Igual que cuando eras pequeño y había un sitio que era casa. De un modo parecido se pueden entender los jardines del Palau Robert: quieres escapar del bullicio y del ruido, buscas algo de sosiego (esto está quedando un poco anuncio de teletienda) y de repente, entre los coches de Diagonal y los coches de Paseo de Gràcia, ahí están. Ahí están los jardines del Palau Robert.

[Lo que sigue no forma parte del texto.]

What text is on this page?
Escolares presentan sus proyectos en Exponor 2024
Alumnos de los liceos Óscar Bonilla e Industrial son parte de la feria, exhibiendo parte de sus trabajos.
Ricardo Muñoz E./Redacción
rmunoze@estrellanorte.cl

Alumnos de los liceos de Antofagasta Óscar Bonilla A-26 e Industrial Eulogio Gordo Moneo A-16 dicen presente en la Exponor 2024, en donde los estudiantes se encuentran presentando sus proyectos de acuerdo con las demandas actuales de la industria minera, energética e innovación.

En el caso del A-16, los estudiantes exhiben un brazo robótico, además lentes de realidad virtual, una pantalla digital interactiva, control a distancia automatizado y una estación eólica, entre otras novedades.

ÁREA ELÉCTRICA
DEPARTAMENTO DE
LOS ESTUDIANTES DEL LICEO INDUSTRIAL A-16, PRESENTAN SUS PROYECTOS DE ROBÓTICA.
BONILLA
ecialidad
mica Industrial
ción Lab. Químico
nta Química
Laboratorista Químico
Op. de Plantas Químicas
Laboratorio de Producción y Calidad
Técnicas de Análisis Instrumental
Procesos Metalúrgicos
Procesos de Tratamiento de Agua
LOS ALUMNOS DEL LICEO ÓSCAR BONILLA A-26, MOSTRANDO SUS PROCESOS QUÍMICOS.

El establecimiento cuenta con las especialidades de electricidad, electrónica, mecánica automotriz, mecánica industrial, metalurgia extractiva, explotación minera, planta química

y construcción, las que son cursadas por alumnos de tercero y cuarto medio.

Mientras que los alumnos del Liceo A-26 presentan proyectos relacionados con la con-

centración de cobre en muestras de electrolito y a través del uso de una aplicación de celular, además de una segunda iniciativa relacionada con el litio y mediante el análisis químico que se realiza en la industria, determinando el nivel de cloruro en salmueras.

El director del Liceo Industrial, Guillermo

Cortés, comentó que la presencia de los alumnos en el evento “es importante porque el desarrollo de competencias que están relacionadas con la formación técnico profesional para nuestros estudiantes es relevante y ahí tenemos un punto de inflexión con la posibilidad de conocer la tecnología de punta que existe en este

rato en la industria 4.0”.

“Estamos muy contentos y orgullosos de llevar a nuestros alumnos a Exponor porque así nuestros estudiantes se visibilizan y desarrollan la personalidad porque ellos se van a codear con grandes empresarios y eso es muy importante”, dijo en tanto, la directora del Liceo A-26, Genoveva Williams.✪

Además de un balón de ecología en plena contaminación sonora, los jardines del Palau Robert actuan también como viaje al pasado. Por ejemplo, si quieres saber como era una casa de la burguesía barcelonesa, de esas que refleja tan bien Eduardo Mendoza en La Ciudad de los Prodigios, basta con darse una vuelta por aquí.
Tan cierta es esta afirmación que no hay más que buscar en el origen del nombre para validarla. Los jardines del Palau Robert pertenecieron a la familia Robert i Surís (aristócratas, financieros, políticos, empresarios). Y aquí quisieron construir un complejo hotelero que ríete tú de Eurovegas. Un hotel, un salón de fiestas, un teatro, un cabaré, un frontón. Nada. Empezó la Guerra Civil y Josep Tarradellas (el del aeropuerto), en un ejercicio a la postre chavista, lo convirtió en el Departamento de Cultura de la Generalitat.

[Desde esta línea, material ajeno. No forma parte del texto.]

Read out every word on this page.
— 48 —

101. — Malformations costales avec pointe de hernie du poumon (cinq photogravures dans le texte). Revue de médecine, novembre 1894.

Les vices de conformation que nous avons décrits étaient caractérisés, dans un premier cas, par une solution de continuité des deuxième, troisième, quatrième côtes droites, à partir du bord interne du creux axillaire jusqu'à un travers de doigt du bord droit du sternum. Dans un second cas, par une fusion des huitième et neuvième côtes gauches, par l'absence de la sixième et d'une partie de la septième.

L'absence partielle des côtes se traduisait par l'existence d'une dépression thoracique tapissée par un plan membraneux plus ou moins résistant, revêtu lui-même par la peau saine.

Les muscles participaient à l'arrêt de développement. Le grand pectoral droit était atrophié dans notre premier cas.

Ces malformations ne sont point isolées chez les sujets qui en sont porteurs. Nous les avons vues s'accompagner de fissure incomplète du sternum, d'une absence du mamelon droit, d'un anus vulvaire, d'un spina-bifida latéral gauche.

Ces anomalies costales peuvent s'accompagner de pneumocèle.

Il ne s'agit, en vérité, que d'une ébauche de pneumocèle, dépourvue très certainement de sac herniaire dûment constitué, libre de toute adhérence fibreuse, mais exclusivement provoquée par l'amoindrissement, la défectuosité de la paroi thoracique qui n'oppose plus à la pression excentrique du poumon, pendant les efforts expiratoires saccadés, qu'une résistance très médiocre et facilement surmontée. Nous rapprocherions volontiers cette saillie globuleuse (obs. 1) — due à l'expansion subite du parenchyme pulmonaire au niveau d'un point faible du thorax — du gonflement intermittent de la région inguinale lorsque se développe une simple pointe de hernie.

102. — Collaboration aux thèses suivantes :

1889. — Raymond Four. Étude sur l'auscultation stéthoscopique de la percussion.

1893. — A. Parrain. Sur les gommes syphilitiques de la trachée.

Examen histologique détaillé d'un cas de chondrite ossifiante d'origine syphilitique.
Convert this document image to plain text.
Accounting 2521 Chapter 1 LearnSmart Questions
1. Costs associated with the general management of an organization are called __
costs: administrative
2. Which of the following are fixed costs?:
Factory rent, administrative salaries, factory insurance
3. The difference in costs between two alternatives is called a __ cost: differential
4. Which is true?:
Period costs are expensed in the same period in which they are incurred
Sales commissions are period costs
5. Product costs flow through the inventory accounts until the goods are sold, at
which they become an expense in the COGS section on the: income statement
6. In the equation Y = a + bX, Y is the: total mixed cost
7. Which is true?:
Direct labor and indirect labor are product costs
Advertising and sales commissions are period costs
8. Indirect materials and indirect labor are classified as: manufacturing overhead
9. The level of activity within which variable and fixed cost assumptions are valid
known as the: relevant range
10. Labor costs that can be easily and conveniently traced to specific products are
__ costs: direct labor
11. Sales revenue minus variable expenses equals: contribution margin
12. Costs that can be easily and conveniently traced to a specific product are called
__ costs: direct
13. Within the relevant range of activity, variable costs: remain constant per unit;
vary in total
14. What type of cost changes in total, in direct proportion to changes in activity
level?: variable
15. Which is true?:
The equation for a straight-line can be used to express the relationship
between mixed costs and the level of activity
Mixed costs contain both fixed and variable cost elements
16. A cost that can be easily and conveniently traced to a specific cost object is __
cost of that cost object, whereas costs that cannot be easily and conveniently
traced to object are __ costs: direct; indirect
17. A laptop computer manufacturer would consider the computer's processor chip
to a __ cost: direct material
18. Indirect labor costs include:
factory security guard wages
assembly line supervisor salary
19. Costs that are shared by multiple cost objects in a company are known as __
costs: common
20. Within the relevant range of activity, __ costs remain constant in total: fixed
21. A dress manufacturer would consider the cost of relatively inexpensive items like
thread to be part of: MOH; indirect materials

Acabada la Guerra Civil, la casa fue devuelta a la propiedad, se quiso construir el hotel, la iniciativa no prosperó y en 1981, la Generalitat compró todo el edificio y los terrenos. Y a día de hoy es el Centro de Información de Cataluña.
En fin, los jardines del Palau Robert, más que por su historia, se definen por la idea de haber pasado delante de ellos miles de veces sin fijarse en ellos. Como un alivio (en el caso de que fuera necesario) a tanto modernismo. Como un jardín de tres parterres con vegetación abundante y bien distribuida. Como una joya natural y emblemática en pleno Eixample.